Дверь открылась, заглянул «выводящий»:
[61]
– Товарищ подполковник, доставили…
– Ну и где… – Опухшее, но молодое лицо исчезло, дверь распахнулась полностью и ввели «Сотого»…
…Пока Мартын выбирал выражение для своего лица, вошедший улыбнулся и произнес:
– Добрый день, Мартын Силыч…, если ошибся, поправьте… – Мартын протянул руку, навстречу появилась кисть среднего размера с ногтями без маникюра, но очень аккуратная и с обработанными ногтями. Пожатие средней силы, и ладони не влажные.
Пока «Солдат» делал вид, что бегло рассматривает кабинет, опер заметил, что глаза его не бегают, а мимика спокойна, будто нахождение в этих кабинетах для него ежедневная норма. «Либо псих, либо вообще нервов нет…» – заметил он про себя.

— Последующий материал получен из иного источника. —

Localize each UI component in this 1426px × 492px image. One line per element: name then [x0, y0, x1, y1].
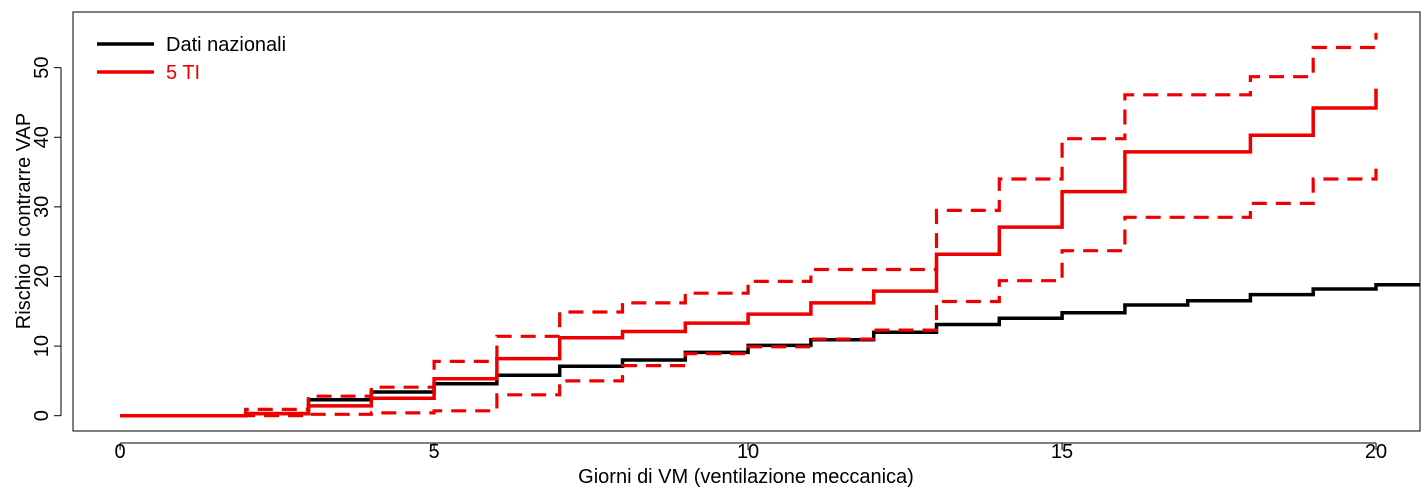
axes-layer: 0 5 10 15 20 0 10 20 30 40 50: [31, 57, 1387, 463]
x-tick-label: 15: [1051, 441, 1073, 463]
y-tick-label: 10: [31, 335, 53, 357]
series-line-dati-nazionali: [120, 283, 1420, 418]
x-tick-label: 5: [429, 441, 440, 463]
series-layer: [120, 32, 1420, 418]
y-tick-label: 40: [31, 126, 53, 148]
legend-label-dati-nazionali: Dati nazionali: [166, 34, 286, 56]
y-tick-label: 0: [31, 410, 53, 421]
y-tick-label: 30: [31, 196, 53, 218]
x-tick-label: 20: [1365, 441, 1387, 463]
y-tick-label: 50: [31, 57, 53, 79]
x-tick-label: 10: [737, 441, 759, 463]
series-line-5-ti-bound-2: [120, 32, 1378, 418]
x-tick-label: 0: [115, 441, 126, 463]
legend: Dati nazionali 5 TI: [97, 34, 286, 84]
series-line-5-ti: [120, 88, 1378, 418]
y-axis-title: Rischio di contrarre VAP: [13, 113, 35, 329]
plot-frame: [72, 11, 1421, 432]
legend-label-5-ti: 5 TI: [166, 62, 200, 84]
y-tick-label: 20: [31, 265, 53, 287]
x-axis-title: Giorni di VM (ventilazione meccanica): [578, 466, 914, 488]
series-line-5-ti-bound-3: [120, 161, 1378, 418]
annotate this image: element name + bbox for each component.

Алексей тоже старался подмечать все, что попадалось под взгляд. Ему было удобнее пробегая по лицу глазами, оставлять вспышками наиболее выделяющиеся моменты черт лица. Со второго такого неожиданного «наезда» выражение лица милиционера, показалось бликнуло неуверенностью, а минут через пять, когда разговор уже начался, промелькнуло, что-то внутреннее, находящееся в конфликте с самим собой.
Силуянов ощущал полную, с одной стороны открытость, но с другой, совершенную блокировку, проникнуть за которую не представлялось возможно, и допрашиваемый это не скрывал:
– Леш, ну как устроился…, есть какие-нибудь просьбы…, нужда в чем-то?
– Устроилиии, так устроооили, думаю навсегдааа…, как я понял передачи разрешили, наверняка, с вашей подачи…, хотелось бы что-нибудь для чтения, если позволите передать, буду признателен… – Говорил он не останавливаясь, постоянно стараясь контролировать человека напротив, «стреляя» неожиданными взглядами.
«Этот парень может не смотреть на собеседника дветри минуты, давая ему расслабиться, а потом одной секундой рассмотрит то, что так старательно прячут» – и эта мысль не очень нравилась Силычу, поскольку такая манера проводить анализ не позволяла поймать взгляд собеседника не подготовленным…
Алексей обнаружил нечто подобное тику в момент, когда Мартын что-то произносил, по всей видимости, в этот промежуток времени контроль над мимикой давался труднее. Это позволяло хоть немного, но воздействовать, на говорящего, давая понять, что эта особенность не только понятна, но и якобы забавляет, а если удавалось еще и поймать встречный взгляд на этой, почти не заметной полусудороге, то и вообще можно было заставить отвернуться.
Такие мелочи важны в психологическом противостоянии, не смотря на то, что не дают гарантий на полное превосходство. Неуютное состояние в такой беседе, заставляет тратить лишние силы и отвлекаться на усиление концентрации, что ведет к появлению ненужных эмоций, которые приходится перебарывать и скрывать…
Почувствовав подобное, нужно этим пользоваться, скажем уперевшись плотным и навязчивым взглядом превосходящего в противостоянии, смутить, одновременно воспользовавшись каким-нибудь заранее приготовленным козырем, скажем вспомнить об ошибке или неудачи. При этом создастся момент, при котором неуравновешенное и отвлеченное состояние сознания может выпустить неконтролируемую фразу, несущую лишнюю информацию. А как известно, оперативная работа – это и есть хаос информации, который нужно правильно упорядочить и умело воспользоваться, прежде, конечно, добыв ее из бездонного океана домыслов, наветов, лжи, дезинформации, действительно бывшего, тщательно скрываемого, или якобы умалчиваемого, где правда всегда где-то рядом.
В отличии от Алексея положение Силуянова было несравнимо свободным в выборе воздействий, а соответственно и арсенал возможностей. Но одно «но» делало все попытки бесполезными, и брешь в сознании арестованного пробить не удавалось.